De Raad bevestigde de uitspraak van de rechtbank, met de opmerking dat de boete terecht was opgelegd. De Afdeling concludeerde dat het hoger beroep ongegrond was en dat er geen aanleiding was voor een proceskostenveroordeling. De uitspraak werd gedaan in naam der Koningin op 26 april 2006.

Uitspraak

200508951/1.
Datum uitspraak: 26 april 2006.
AFDELING
BESTUURSRECHTSPRAAK
Uitspraak op het hoger beroep van:
de besloten vennootschap met beperkte aansprakelijkheid Althuisius Bulk B.V., gevestigd te Deventer,
appellante,
tegen de uitspraak in zaak no. AWB 05/3351 van de rechtbank 's-Gravenhage van 27 september 2005 in het geding tussen:
appellante
en
de Staatssecretaris van Sociale Zaken en Werkgelegenheid.
1.    Procesverloop
Bij besluit van 18 januari 2005 heeft de Staatssecretaris van Sociale Zaken en Werkgelegenheid (hierna: de Staatssecretaris) appellante een bestuurlijke boete van € 2.025 opgelegd ter zake van overtreding van artikel 16, tiende lid, van de Arbeidsomstandighedenwet 1998 (hierna: de Arbowet), in samenhang met artikel 7.4, derde lid, van het Arbeidsomstandighedenbesluit (hierna: het Arbobesluit) en artikel 9.9c, eerste lid en onder g, van dat besluit.
Bij besluit van 11 april 2005 heeft de Staatssecretaris het daartegen door appellante gemaakte bezwaar ongegrond verklaard.
Bij uitspraak van 27 september 2005, verzonden op 30 september 2005, heeft de rechtbank 's-Gravenhage (hierna: de rechtbank) het daartegen door appellante ingestelde beroep ongegrond verklaard.
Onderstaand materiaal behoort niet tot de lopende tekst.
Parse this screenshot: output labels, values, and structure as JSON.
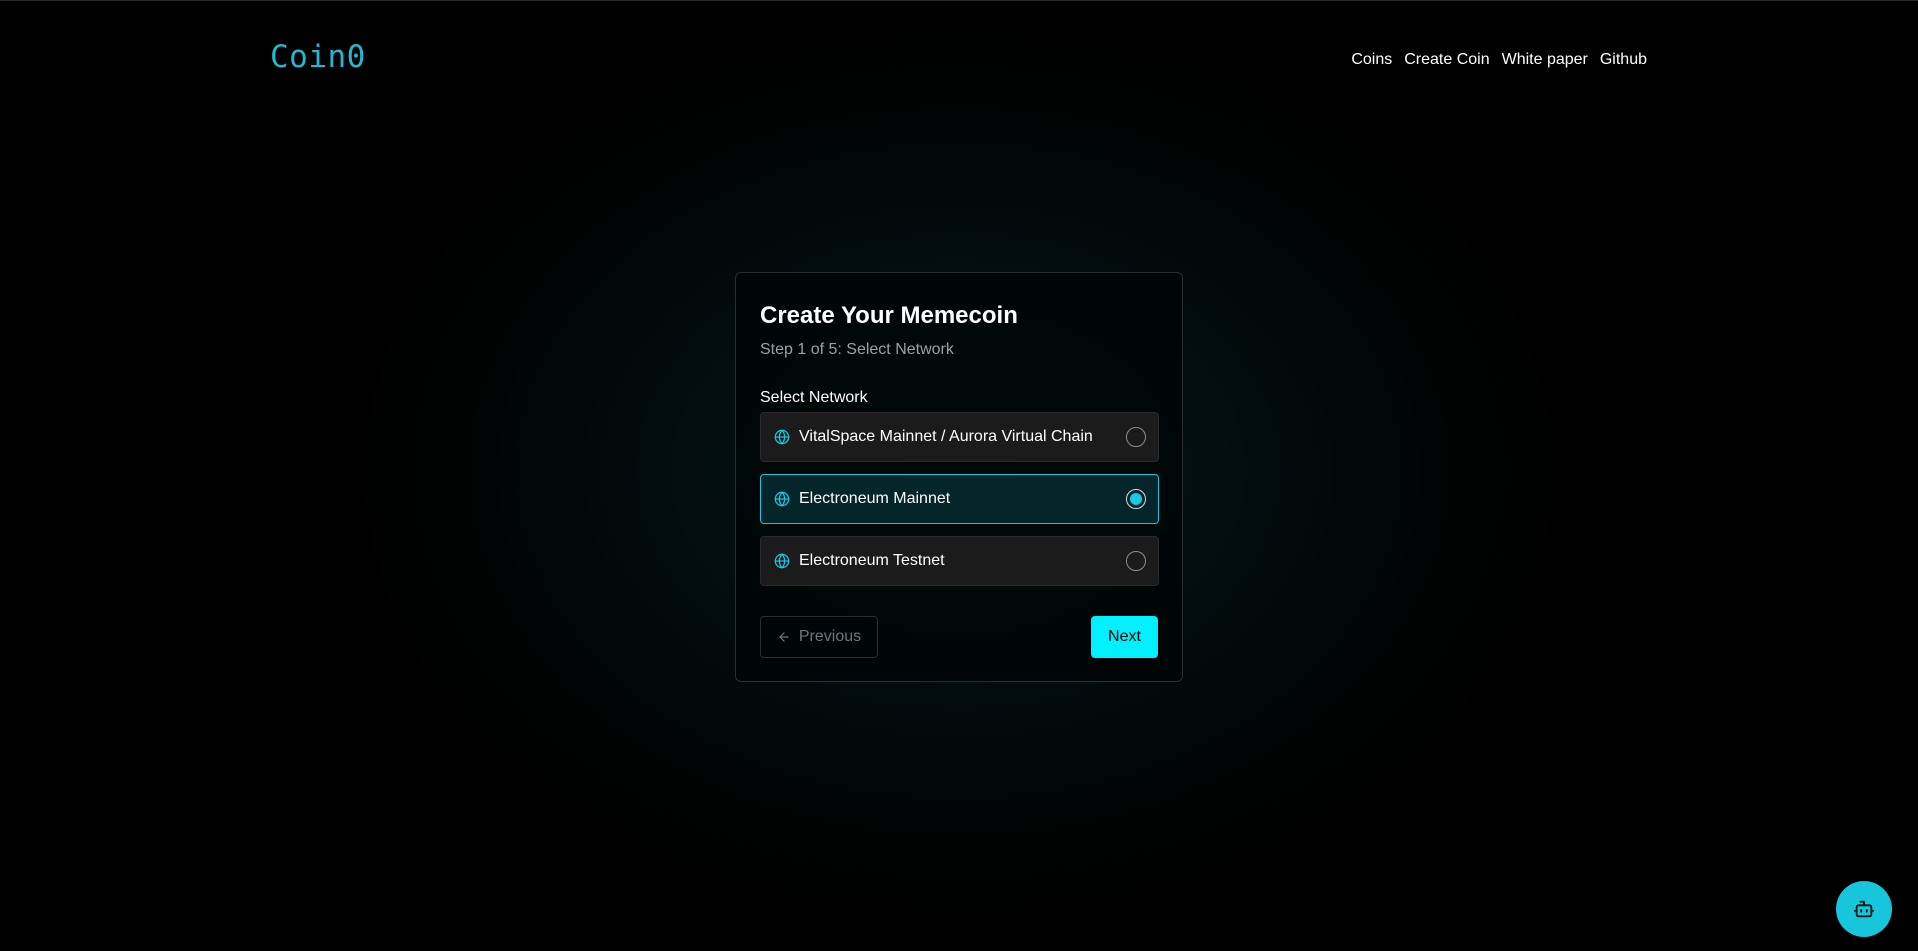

Deze uitspraak is aangehecht.
Tegen deze uitspraak heeft appellante bij brief van 26 oktober 2005, bij de Raad van State ingekomen op 27 oktober 2005, hoger beroep ingesteld. Deze brief is aangehecht.
Bij brief van 2 december 2005 heeft de Staatssecretaris van antwoord gediend.
De Afdeling heeft de zaak ter zitting behandeld op 27 maart 2006, waar appellante, vertegenwoordigd door [directeur], en de Staatssecretaris, vertegenwoordigd door mr. M.J.H. Grandiek, werkzaam bij het ministerie, zijn verschenen.
2.    Overwegingen
2.1.    Ingevolge artikel 8, eerste en vierde lid, van de Arbowet, voor zover thans van belang, ziet de werkgever toe op de naleving van instructies en voorschriften gericht op het voorkomen of beperken van de aan de te verrichten werkzaamheden verbonden risico's.
Ingevolge artikel 16, tiende lid, van de Arbowet, voor zover thans van belang, zijn de werkgever en de werknemers verplicht tot naleving van de voorschriften en verboden als bedoeld in de op grond van dit artikel vastgestelde algemene maatregel van bestuur voor zover en op de wijze als bij deze maatregel is bepaald.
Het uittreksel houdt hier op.